6 réactions au sujet de « La France de demain »

  1. Les ultra riches mais pas que. Les plus dangereux
    parce que plus nombreux sont peut être les analphabètes politiques comme les qualifiaient Bertold Brecht .

  2. Magistrale, votre tribune ! Merci.

    Pas grand-chose à rajouter, si ce n’est le volet logement, dans les besoins de base, un peu oublié ici, et aggravé par la fin programmée du logement social (actuellement déjà réservé en réalité à une classe supérieure), et par la loi ELAN qui criminalise les pauvres.

    Les pauvres, même non racisés seront jetés en pâture avec les autres minorités. On en est là. C’est bien ce qui a créé l’émergence des Gilets Jaunes. Les pauvres ne sont et ne seront plus « minoritaires » : une force.

    Ainsi, de mon point de vue, ce sont les pauvres, par leur mobilisation dans la solidarité qui peuvent sauver l’avenir des (petits) nantis, et de la planète.

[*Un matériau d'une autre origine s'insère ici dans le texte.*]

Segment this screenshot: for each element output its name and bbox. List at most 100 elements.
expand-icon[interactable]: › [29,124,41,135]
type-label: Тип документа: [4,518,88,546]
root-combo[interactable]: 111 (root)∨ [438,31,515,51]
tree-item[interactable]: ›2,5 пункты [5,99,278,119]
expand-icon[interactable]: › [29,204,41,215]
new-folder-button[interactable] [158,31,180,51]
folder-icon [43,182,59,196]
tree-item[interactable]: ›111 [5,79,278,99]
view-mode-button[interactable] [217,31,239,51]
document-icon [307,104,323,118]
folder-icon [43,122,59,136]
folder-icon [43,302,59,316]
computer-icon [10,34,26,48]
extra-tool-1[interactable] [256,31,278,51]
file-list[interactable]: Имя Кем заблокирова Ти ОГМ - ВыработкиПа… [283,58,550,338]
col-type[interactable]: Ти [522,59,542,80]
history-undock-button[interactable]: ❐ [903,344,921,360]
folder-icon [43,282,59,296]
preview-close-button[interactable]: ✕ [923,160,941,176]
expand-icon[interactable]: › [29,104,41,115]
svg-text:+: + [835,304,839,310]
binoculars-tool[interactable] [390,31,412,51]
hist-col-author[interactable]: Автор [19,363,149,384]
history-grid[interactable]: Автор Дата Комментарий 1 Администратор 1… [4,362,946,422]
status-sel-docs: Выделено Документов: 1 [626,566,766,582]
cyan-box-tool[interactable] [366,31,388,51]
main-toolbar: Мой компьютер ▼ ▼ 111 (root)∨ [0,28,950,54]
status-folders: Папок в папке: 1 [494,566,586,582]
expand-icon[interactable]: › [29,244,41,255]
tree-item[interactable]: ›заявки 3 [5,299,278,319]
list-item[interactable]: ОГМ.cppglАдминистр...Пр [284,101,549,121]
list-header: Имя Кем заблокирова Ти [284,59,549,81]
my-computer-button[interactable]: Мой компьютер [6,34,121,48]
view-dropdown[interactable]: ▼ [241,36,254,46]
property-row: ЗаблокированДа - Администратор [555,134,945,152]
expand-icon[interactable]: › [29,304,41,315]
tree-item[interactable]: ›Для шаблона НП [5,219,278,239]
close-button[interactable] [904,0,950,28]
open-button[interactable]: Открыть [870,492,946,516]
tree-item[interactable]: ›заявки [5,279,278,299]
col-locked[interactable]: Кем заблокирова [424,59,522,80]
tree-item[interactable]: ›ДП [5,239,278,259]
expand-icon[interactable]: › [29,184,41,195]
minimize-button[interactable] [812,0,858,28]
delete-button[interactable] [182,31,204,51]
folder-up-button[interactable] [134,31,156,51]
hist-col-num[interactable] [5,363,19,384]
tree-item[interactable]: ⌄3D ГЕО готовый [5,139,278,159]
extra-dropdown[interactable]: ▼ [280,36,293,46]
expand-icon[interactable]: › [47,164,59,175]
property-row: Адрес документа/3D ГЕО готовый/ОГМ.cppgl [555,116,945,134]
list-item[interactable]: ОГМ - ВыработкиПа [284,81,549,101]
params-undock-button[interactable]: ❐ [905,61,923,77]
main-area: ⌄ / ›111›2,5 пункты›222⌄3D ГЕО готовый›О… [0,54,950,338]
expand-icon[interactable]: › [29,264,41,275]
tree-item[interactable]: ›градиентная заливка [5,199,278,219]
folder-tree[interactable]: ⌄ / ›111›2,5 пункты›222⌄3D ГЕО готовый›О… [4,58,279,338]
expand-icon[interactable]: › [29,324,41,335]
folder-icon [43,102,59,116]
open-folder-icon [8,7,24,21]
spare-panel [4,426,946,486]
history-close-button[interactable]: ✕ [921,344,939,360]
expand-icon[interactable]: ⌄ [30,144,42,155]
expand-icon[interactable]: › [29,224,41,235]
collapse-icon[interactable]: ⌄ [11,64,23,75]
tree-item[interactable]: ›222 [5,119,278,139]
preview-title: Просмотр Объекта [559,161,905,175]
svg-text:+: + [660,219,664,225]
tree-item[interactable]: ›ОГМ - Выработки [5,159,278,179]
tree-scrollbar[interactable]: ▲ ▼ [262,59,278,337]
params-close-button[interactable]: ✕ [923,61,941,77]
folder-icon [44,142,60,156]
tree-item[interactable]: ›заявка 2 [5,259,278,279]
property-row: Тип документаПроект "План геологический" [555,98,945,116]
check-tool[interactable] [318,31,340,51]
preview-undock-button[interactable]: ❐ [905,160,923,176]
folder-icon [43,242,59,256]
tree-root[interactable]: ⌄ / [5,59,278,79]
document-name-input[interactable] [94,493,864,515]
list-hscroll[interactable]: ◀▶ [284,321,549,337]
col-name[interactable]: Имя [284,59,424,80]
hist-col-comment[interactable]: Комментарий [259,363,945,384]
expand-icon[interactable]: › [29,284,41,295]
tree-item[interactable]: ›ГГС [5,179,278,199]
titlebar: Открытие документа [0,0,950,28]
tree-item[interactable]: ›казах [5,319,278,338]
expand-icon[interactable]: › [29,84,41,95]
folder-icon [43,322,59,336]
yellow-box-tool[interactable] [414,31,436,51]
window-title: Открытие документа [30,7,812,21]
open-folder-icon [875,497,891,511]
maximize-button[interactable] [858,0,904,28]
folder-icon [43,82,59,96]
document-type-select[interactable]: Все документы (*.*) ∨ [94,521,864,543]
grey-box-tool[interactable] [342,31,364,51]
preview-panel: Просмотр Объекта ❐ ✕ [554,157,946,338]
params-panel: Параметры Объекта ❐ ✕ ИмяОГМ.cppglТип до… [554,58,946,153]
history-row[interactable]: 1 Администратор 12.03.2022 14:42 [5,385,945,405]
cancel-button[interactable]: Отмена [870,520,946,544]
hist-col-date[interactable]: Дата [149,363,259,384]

Qui l’eût cru ?!
    Nous avons besoin les uns des autres, enfin ! C’est d’ailleurs l’objet du dernier ouvrage de Pablo Servigne : « L’entraide, l’autre loi de la jungle ». (Les Liens qui Libèrent, 2017)

  3. Diantre, vous avez raison de vous être expatrié au Texas! En France avec de tels propos vous auriez droit à une garde à vue très prolongée pour avoir posé un fer à béton sur un rail! Gaucho (copyright Bayer AG) va!
    😀

    « Les citoyens qui n’ont plus de quoi se chauffer l’hiver, le prix du gaz ayant flambé après la vente du service public GDF à Suez. »
    C’est donc pour ça qu’ils crament des bagnoles? Pour se réchauffer l’hiver? Je me disais aussi. A quand un test comparatif sur les mérites comparés de la combustion des bagnoles?
    Remarquez, avec les fuites de gaz, y a pas que le prix du gaz qui explose…

  4. Merci pour cette synthèse, mais deux trois observations tout de même.

    Je n’aurai pas écrit « les services publics essentiels qui disparaissent des campagnes » parce que cela ne dit rien de la volonté politique de leur démantèlement.

    Vous incriminez E. Macron et ne dites nulle part qu’il applique en fait les GOPE, les grandes orientations des politiques économiques.
    https://www.cvce.eu/education/unit-content/-/unit/7124614a-42f3-4ced-add8-a5fb3428f21c/a84854b0-f7e6-44cb-81b0-3c9652b60054
    N’importe quel Président restant dans l’U€ fera la même politique.

    Pour ce qui est de l’enfouissement des déchets nucléaires vous proposez un lien vers Reporter qui n’est pas une publication scientifique mais n’hésitez pas à faire comme si puisque votre lien est inséré sur ces mots « contre toute logique scientifique »

    1. Bonjour et merci de votre commentaire. Vous l’aurez compris, il s’agit plus d’un exercice de style qu’une démonstration construite. Mais sur les GOPE, il s’agit plutot d’un prétexte pour mener une politique néolibérale (et une stratégie politique pour construire un rapport avec l’Allemagne) plutot que d’une obligation. On pourrait aligner les dizaines (centaines ?) d’exemples où les GOPE ne sont pas appliquées. Et leur recommandation se retrouvent dans le programme de la droite francaise depuis des décennies, que ce soit en matière sociale ou économique. Croire que ce sont les GOPE qui imposent la politique du gouvernement est une erreur de jugement, c’est plutot les politiques néolibérales qui imposent les GOPE.

      Reporterre cite des publications et avis scientifiques.